= Solomon Ezekiel =

English Jewish writer

Solomon Ezekiel (1781–1867) was an English Jewish writer.

==Life==
Ezekiel was the son of Abraham Ezekiel Ezekiel. He was born at Newton Abbot, Devonshire, on 7 June 1812, and settled at Penzance as a plumber. In January 1820 he published a letter to Sir Rose Price, bart., chairman of a branch of the Society for Promoting Christianity among the Jews, who had asked for a conference with the large and wealthy Hebrew community at Penzance. In consequence of Ezekiel's letter Sir Rose Price made further researches, and came to the conclusion that the Jews were not yet prepared to adopt the Christian faith.

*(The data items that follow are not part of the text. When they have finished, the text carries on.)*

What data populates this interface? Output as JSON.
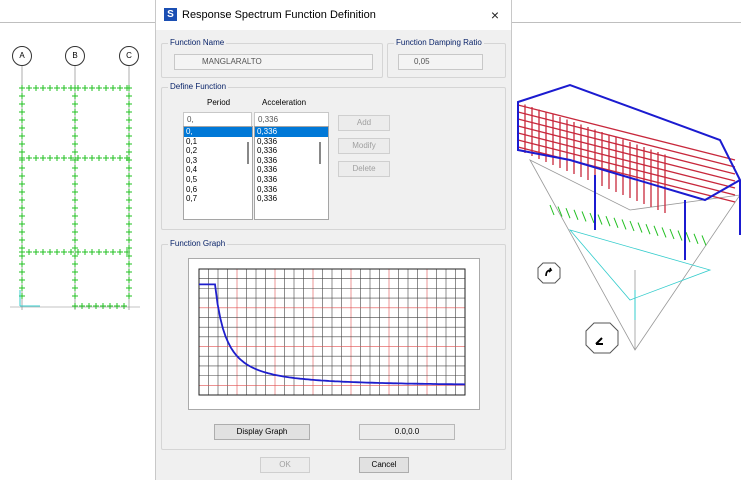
{
  "window": {
    "title": "Response Spectrum  Function Definition",
    "app_icon_letter": "S",
    "close_glyph": "×"
  },
  "function_name": {
    "label": "Function Name",
    "value": "MANGLARALTO"
  },
  "damping": {
    "label": "Function Damping Ratio",
    "value": "0,05"
  },
  "define_function": {
    "label": "Define Function",
    "period_header": "Period",
    "accel_header": "Acceleration",
    "period_input": "0,",
    "accel_input": "0,336",
    "periods": [
      "0,",
      "0,1",
      "0,2",
      "0,3",
      "0,4",
      "0,5",
      "0,6",
      "0,7"
    ],
    "accelerations": [
      "0,336",
      "0,336",
      "0,336",
      "0,336",
      "0,336",
      "0,336",
      "0,336",
      "0,336"
    ],
    "add_label": "Add",
    "modify_label": "Modify",
    "delete_label": "Delete"
  },
  "graph": {
    "label": "Function Graph",
    "display_button": "Display Graph",
    "status_value": "0.0,0.0",
    "curve_color": "#1e1ecc",
    "grid_major_color": "#e05050",
    "grid_minor_color": "#444444"
  },
  "footer": {
    "ok_label": "OK",
    "cancel_label": "Cancel"
  },
  "background": {
    "grid_labels": [
      "A",
      "B",
      "C"
    ],
    "model_color_frame": "#c8283c",
    "model_color_beam": "#1b1bd0",
    "support_color": "#22c022"
  }
}
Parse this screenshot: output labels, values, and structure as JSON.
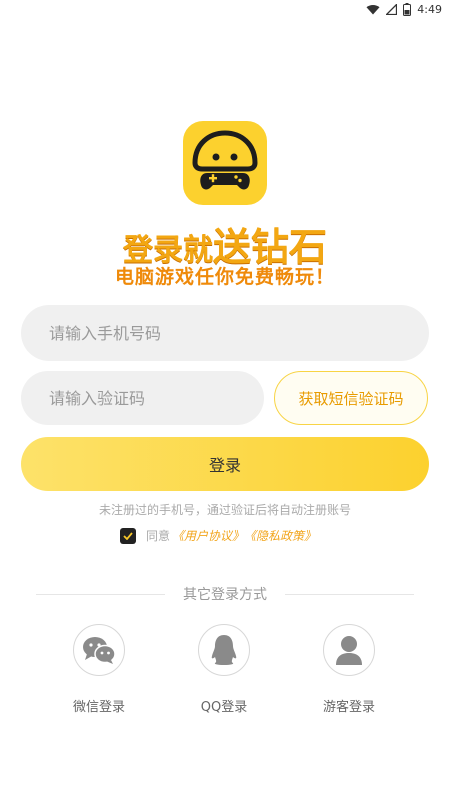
{
  "status_bar": {
    "time": "4:49"
  },
  "brand": {
    "logo_icon": "mushroom-gamepad-logo-icon",
    "color_primary": "#fcd12e",
    "color_accent": "#f3a712"
  },
  "headline": {
    "part1": "登录就",
    "part2": "送钻石"
  },
  "subheadline": "电脑游戏任你免费畅玩！",
  "form": {
    "phone_placeholder": "请输入手机号码",
    "code_placeholder": "请输入验证码",
    "get_code_label": "获取短信验证码",
    "login_label": "登录"
  },
  "hint": "未注册过的手机号，通过验证后将自动注册账号",
  "agreement": {
    "checked": true,
    "prefix": "同意",
    "user_agreement": "《用户协议》",
    "privacy_policy": "《隐私政策》"
  },
  "other_login": {
    "title": "其它登录方式",
    "options": [
      {
        "label": "微信登录",
        "icon": "wechat-icon"
      },
      {
        "label": "QQ登录",
        "icon": "qq-penguin-icon"
      },
      {
        "label": "游客登录",
        "icon": "guest-user-icon"
      }
    ]
  }
}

Ezekiel, who was a rigid follower of the rites and ceremonies of the Jewish religion, died at Penzance on 9 March 1867.

==Works==
He wrote : 1. A translation from the Hebrew of a pamphlet by the Rev. Hart Symons, containing censures of the authorised version of the holy scriptures. A reply to this, by John Rogers, canon of Exeter, was published in 1822. 2. 'The Life of Abraham' and 'The Life of Isaac,' Penzance, 1844–5, 12mo, being a series of lectures on the lives of the patriarchs, delivered before the Penzance Hebrew Society for Promoting the Diffusion of Religious Knowledge. 3, 'Lecture on the Hebrew Festivals,' Penzance, 1847, 12mo, delivered at the Penzance Literary Institute.